Says Sum, “It’s like this. When the Chinese become interested in something they become obsessive. They want know everything about that brand, or that reference, or that complication. At the same time, we are very aware of the reputation of the brand-obsessed mainlander, who gets it all wrong. We are now in a moment of incredible evolution and it’s happening so much faster than anyone thinks. Right now the vintage thing is only starting [Aurel Bacs take note]. Wait until we get fully into it.”
Says Sa, “What takes five years in the West, happens in one year in China. Each time you leave China and come back in a year, it’s progressed. Traffic used to be super chaotic and loud. But we invested in highways and educated drivers to drive in an orderly way. We even outlawed honking your horn. So now, China’s traffic is super-efficient and quiet compared to the West. We move on and we move fast.
“It’s funny because the guys from URWERK came to a get-together we organized and they expected the URWERK collector to be a guy in his 40s, who has already gone through the normal traditional watches. No dude, the URWERK guy here is in his 20s, or 30s. This guys is buying an URWERK as his first watch, because he thinks it’s cool. He’s also done all his research, by talking to me, or through forums, websites and magazines.”
Says Chu, “One of the reasons I love my Audemars Piguet Double Balance Wheel Openworked, beyond how awesome it looks, is the idea of creating more concentric breathing by placing the spirals in opposing directions. It’s after the same effect of a tourbillon, but using a completely different approach. When I explain this, people here love it.
“People here are greatly receptive to other kinds of watches, because you want to learn, you want to gain knowledge. An AP guy will still want to learn about De Bethune or Kari Voutilainen.”

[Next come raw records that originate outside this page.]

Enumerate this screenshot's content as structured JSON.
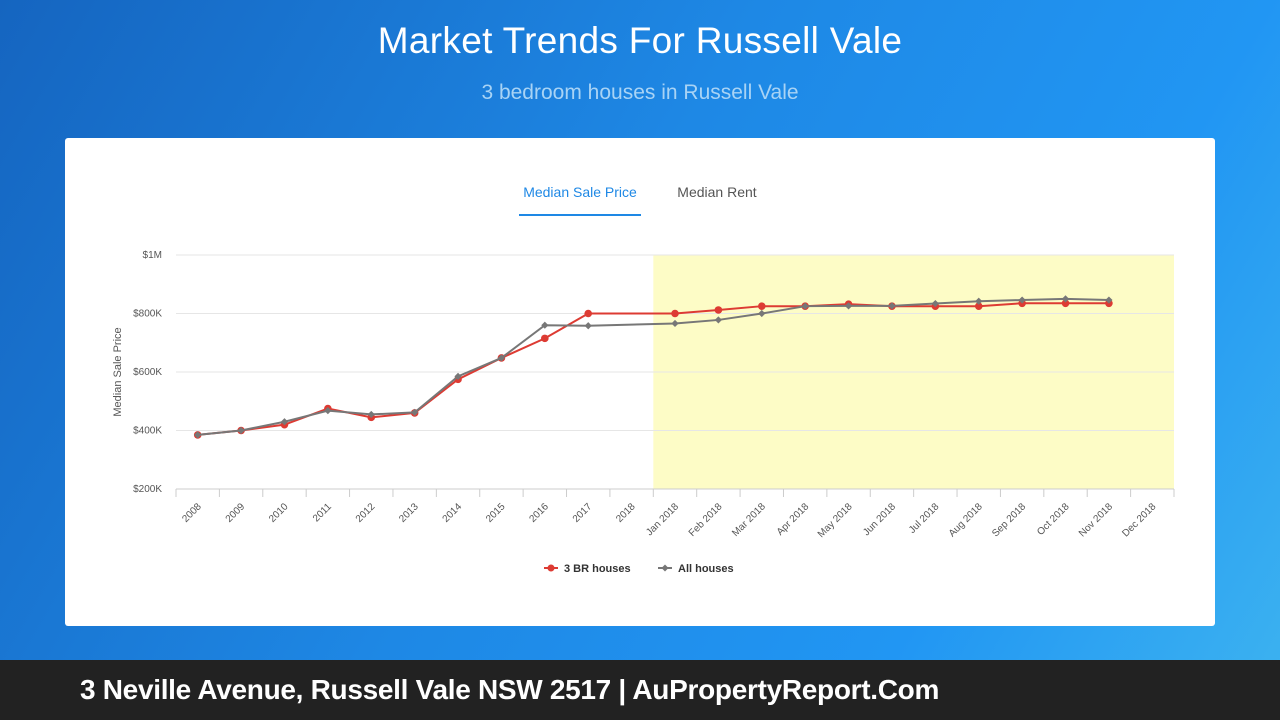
{
  "header": {
    "title": "Market Trends For Russell Vale",
    "subtitle": "3 bedroom houses in Russell Vale"
  },
  "tabs": [
    {
      "label": "Median Sale Price",
      "active": true
    },
    {
      "label": "Median Rent",
      "active": false
    }
  ],
  "footer": {
    "text": "3 Neville Avenue, Russell Vale NSW 2517 | AuPropertyReport.Com"
  },
  "colors": {
    "series_3br": "#dd3b33",
    "series_all": "#777777",
    "highlight": "#fdfcc6",
    "active_tab": "#1e88e5"
  },
  "chart_data": {
    "type": "line",
    "title": "",
    "ylabel": "Median Sale Price",
    "xlabel": "",
    "ylim": [
      200000,
      1000000
    ],
    "yticks": [
      {
        "value": 200000,
        "label": "$200K"
      },
      {
        "value": 400000,
        "label": "$400K"
      },
      {
        "value": 600000,
        "label": "$600K"
      },
      {
        "value": 800000,
        "label": "$800K"
      },
      {
        "value": 1000000,
        "label": "$1M"
      }
    ],
    "categories": [
      "2008",
      "2009",
      "2010",
      "2011",
      "2012",
      "2013",
      "2014",
      "2015",
      "2016",
      "2017",
      "2018",
      "Jan 2018",
      "Feb 2018",
      "Mar 2018",
      "Apr 2018",
      "May 2018",
      "Jun 2018",
      "Jul 2018",
      "Aug 2018",
      "Sep 2018",
      "Oct 2018",
      "Nov 2018",
      "Dec 2018"
    ],
    "highlight_range": [
      "Jan 2018",
      "Dec 2018"
    ],
    "legend_position": "bottom-center",
    "grid": true,
    "series": [
      {
        "name": "3 BR houses",
        "marker": "circle",
        "values": [
          385000,
          400000,
          420000,
          475000,
          445000,
          460000,
          575000,
          648000,
          715000,
          800000,
          null,
          800000,
          812000,
          825000,
          825000,
          832000,
          825000,
          825000,
          825000,
          835000,
          835000,
          835000,
          null
        ]
      },
      {
        "name": "All houses",
        "marker": "diamond",
        "values": [
          385000,
          400000,
          430000,
          468000,
          455000,
          462000,
          585000,
          648000,
          760000,
          758000,
          null,
          766000,
          778000,
          800000,
          825000,
          826000,
          826000,
          834000,
          842000,
          846000,
          850000,
          846000,
          null
        ]
      }
    ]
  }
}
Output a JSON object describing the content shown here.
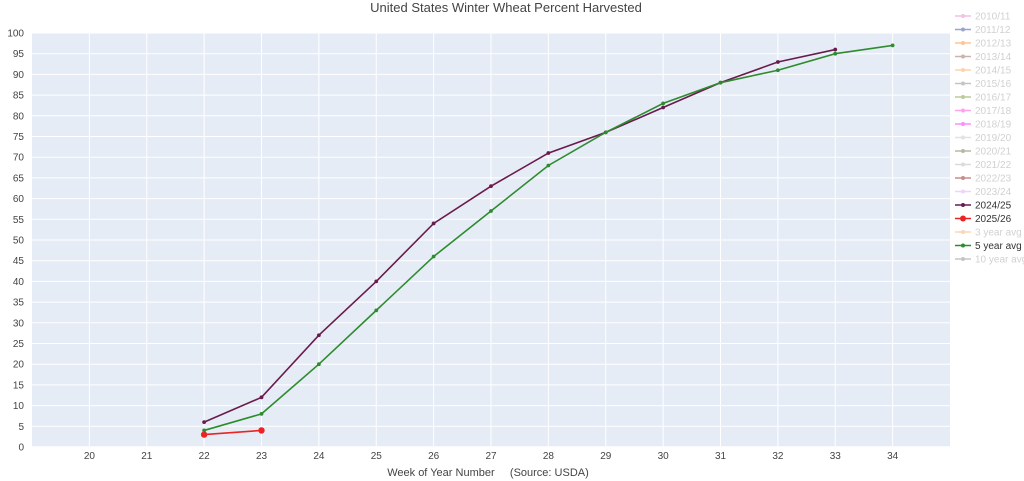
{
  "chart_data": {
    "type": "line",
    "title": "United States Winter Wheat Percent Harvested",
    "xlabel": "Week of Year Number     (Source: USDA)",
    "ylabel": "",
    "xlim": [
      19,
      35
    ],
    "ylim": [
      0,
      100
    ],
    "x_ticks": [
      20,
      21,
      22,
      23,
      24,
      25,
      26,
      27,
      28,
      29,
      30,
      31,
      32,
      33,
      34
    ],
    "y_ticks": [
      0,
      5,
      10,
      15,
      20,
      25,
      30,
      35,
      40,
      45,
      50,
      55,
      60,
      65,
      70,
      75,
      80,
      85,
      90,
      95,
      100
    ],
    "grid": true,
    "plot_bg": "#e5ecf6",
    "legend_position": "right",
    "series": [
      {
        "name": "2010/11",
        "color": "#e377c2",
        "visible": false,
        "x": [],
        "y": []
      },
      {
        "name": "2011/12",
        "color": "#1f3a93",
        "visible": false,
        "x": [],
        "y": []
      },
      {
        "name": "2012/13",
        "color": "#ff7f0e",
        "visible": false,
        "x": [],
        "y": []
      },
      {
        "name": "2013/14",
        "color": "#8c564b",
        "visible": false,
        "x": [],
        "y": []
      },
      {
        "name": "2014/15",
        "color": "#ff9f40",
        "visible": false,
        "x": [],
        "y": []
      },
      {
        "name": "2015/16",
        "color": "#7f7f7f",
        "visible": false,
        "x": [],
        "y": []
      },
      {
        "name": "2016/17",
        "color": "#6b8e23",
        "visible": false,
        "x": [],
        "y": []
      },
      {
        "name": "2017/18",
        "color": "#ff33cc",
        "visible": false,
        "x": [],
        "y": []
      },
      {
        "name": "2018/19",
        "color": "#ff00ff",
        "visible": false,
        "x": [],
        "y": []
      },
      {
        "name": "2019/20",
        "color": "#c0c0c0",
        "visible": false,
        "x": [],
        "y": []
      },
      {
        "name": "2020/21",
        "color": "#556b2f",
        "visible": false,
        "x": [],
        "y": []
      },
      {
        "name": "2021/22",
        "color": "#b0b0b0",
        "visible": false,
        "x": [],
        "y": []
      },
      {
        "name": "2022/23",
        "color": "#8b0000",
        "visible": false,
        "x": [],
        "y": []
      },
      {
        "name": "2023/24",
        "color": "#d8a0ff",
        "visible": false,
        "x": [],
        "y": []
      },
      {
        "name": "2024/25",
        "color": "#6a1b4d",
        "visible": true,
        "marker": "small",
        "x": [
          22,
          23,
          24,
          25,
          26,
          27,
          28,
          29,
          30,
          31,
          32,
          33
        ],
        "y": [
          6,
          12,
          27,
          40,
          54,
          63,
          71,
          76,
          82,
          88,
          93,
          96
        ]
      },
      {
        "name": "2025/26",
        "color": "#ee2222",
        "visible": true,
        "marker": "large",
        "x": [
          22,
          23
        ],
        "y": [
          3,
          4
        ]
      },
      {
        "name": "3 year avg",
        "color": "#f4a460",
        "visible": false,
        "x": [],
        "y": []
      },
      {
        "name": "5 year avg",
        "color": "#2e8b2e",
        "visible": true,
        "marker": "small",
        "x": [
          22,
          23,
          24,
          25,
          26,
          27,
          28,
          29,
          30,
          31,
          32,
          33,
          34
        ],
        "y": [
          4,
          8,
          20,
          33,
          46,
          57,
          68,
          76,
          83,
          88,
          91,
          95,
          97
        ]
      },
      {
        "name": "10 year avg",
        "color": "#808080",
        "visible": false,
        "x": [],
        "y": []
      }
    ]
  }
}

Says Sa, “Yes, but brands also have to be aware of what doesn’t play well in China. Like when Kari Voutilainen worked with that Vertu knock-off mobile phone company. We all used to really love Kari and probably still do, but when you see that ad with him holding the phone, it makes you go, ‘Dude, what the…’”
In a very short period of time Richard Mille has laid claim to the hearts and minds of the most elite Chinese watch collector. When asked why, Chu drops the following science: “One major appeal of Richard Mille is pretty simple. It is exactly the same reason for the brand’s success in the West. When you’re in a certain situation, a sort of unspoken competition, for who has the most baller watch, when you have a Richard Mille on, you just win.
Says Sa, “From a social perspective, the other cool thing about the Watch Gang is that it attracts a certain type of person. Someone who is sincere and receptive to knowledge. What I also really like about watches, is that it isn’t like fashion, where you can just make up some bullshit. With watches, you either know what you’re talking about or you don’t. You cannot wing this stuff. You might not have a lot of specific knowledge about certain watches, and that’s fine. But you can’t bullshit people. And so it attracts very real people.”
Says Sun, “I’m in charge of the vetting process for new members, so I’ll usually meet them first, before they join us at a gathering. I want to make sure they are sincere, that they are passionate and that they handle watches respectfully.”
Says Chu, “What’s cool about the group is that no one rejects any watch or brand. Everyone is open to learn. Everyone is appreciative when another member shares his passion and knowledge.”
There you have it. Evidence. Proof positive that in the blink of an eye Mainland China will totally evolve. This is not to say the pig farmer, who found natural gas on his land and has now turned into an oligarch, whom I sat next to, on my Dragon Air flight to Shanghai,will disappear overnight. But I’m pretty sure there are guys like him in other countries too. And he is the past. The Shanghai Watch Gang is the future.